18-letnia dzisiaj Alicia Navarro weszła na posterunek policji w stanie Montana w USA w środę. Przedstawiła się i powiedziała, że zaginęła cztery lata temu. Zapewniła, że jest bezpieczna, cała i zdrowa. Poprosiła też o pomoc w usunięciu jej z listy zaginionych nieletnich. Takie informacje na specjalnej konferencji prasowej przekazali policjanci z rodzinnego miasta nastolatki Glendale w Arizonie - informuje BBC.
Amerykańska policja natychmiast po zgłoszeniu z Montany skontaktowała się z mamą Alicii Navarro - Jessicą Nunez. Na Facebooku w grupie Finding Alicia zamieściła krótkie nagranie, w którym podziękowała wszystkim zaangażowanym w czteroletnie poszukiwania córki. Przyznała, że nie zna na razie szczegółowych okoliczności odnalezienia Alicii. Nunez dodała, że chce, aby każda osoba, która nie ma kontaktu ze swoim zaginionym bliskim, nie traciła nadziei.
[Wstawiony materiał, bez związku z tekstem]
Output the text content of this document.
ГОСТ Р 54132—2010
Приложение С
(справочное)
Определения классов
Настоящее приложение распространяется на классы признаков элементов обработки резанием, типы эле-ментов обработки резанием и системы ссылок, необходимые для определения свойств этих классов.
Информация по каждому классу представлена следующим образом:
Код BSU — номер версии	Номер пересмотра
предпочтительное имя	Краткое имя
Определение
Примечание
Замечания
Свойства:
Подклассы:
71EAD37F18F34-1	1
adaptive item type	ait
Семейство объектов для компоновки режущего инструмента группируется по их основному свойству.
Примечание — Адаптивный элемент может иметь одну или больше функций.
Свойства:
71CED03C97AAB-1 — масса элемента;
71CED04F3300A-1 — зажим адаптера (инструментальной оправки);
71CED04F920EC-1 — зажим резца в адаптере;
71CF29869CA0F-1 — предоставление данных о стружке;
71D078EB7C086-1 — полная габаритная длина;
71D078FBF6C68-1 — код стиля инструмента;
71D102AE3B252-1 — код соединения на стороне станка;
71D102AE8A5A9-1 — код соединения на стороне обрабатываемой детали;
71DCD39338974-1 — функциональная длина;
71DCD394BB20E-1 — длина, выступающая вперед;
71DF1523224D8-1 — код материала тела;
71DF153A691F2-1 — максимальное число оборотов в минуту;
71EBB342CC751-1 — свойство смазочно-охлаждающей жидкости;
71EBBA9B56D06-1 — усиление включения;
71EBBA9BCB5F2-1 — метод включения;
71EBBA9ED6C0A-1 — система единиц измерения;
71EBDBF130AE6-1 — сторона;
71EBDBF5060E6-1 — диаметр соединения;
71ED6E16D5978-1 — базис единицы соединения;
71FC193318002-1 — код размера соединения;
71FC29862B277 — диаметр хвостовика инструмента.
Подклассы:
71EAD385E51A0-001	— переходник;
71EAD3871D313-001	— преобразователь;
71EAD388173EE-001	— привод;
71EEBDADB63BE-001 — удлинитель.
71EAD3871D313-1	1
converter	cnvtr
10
Cuda istnieją. Nigdy nie traćcie nadziei i zawsze walczcie. [...] Chcę oddać chwałę Bogu za to, że odpowiedział na modlitwy i podarował ten cud
- mówi poruszona matka odnalezionej nastolatki.
Nie wiadomo, w jaki sposób Alicia dotarła aż do Montany, do granicy Stanów Zjednoczonych z Kanadą, która jest oddalona prawie 2 tysiące kilometrów od jej domu w Arizonie. Policja zapewniła, że wyjaśnia wszystkie okoliczności sprawy. BBC przypomina, że Alicia Navarro zniknęła z domu rodzinnego 15 września 2019 r. 14-latka pozostawiła podpisaną notatkę: "Uciekłam. Wrócę, przysięgam. Przepraszam". Nastolatka została zdiagnozowana jako osoba w spektrum autyzmu. Uwielbiała gry, stąd przypuszczenia jej matki, że poznała kogoś, kto wpłynął na nią i zwabił do przeżycia niezapomnianej przygody - cytuje brytyjska stacja.
Jessica Nunez zwraca uwagę, że jej dziecko było pierwszym w Arizonie, które było poszukiwane po uruchomieniu specjalnego "srebrnego alertu", który dotyczy zaginionych osób ze "specyficznymi zaburzeniami poznawczymi lub rozwojowymi" oraz seniorów.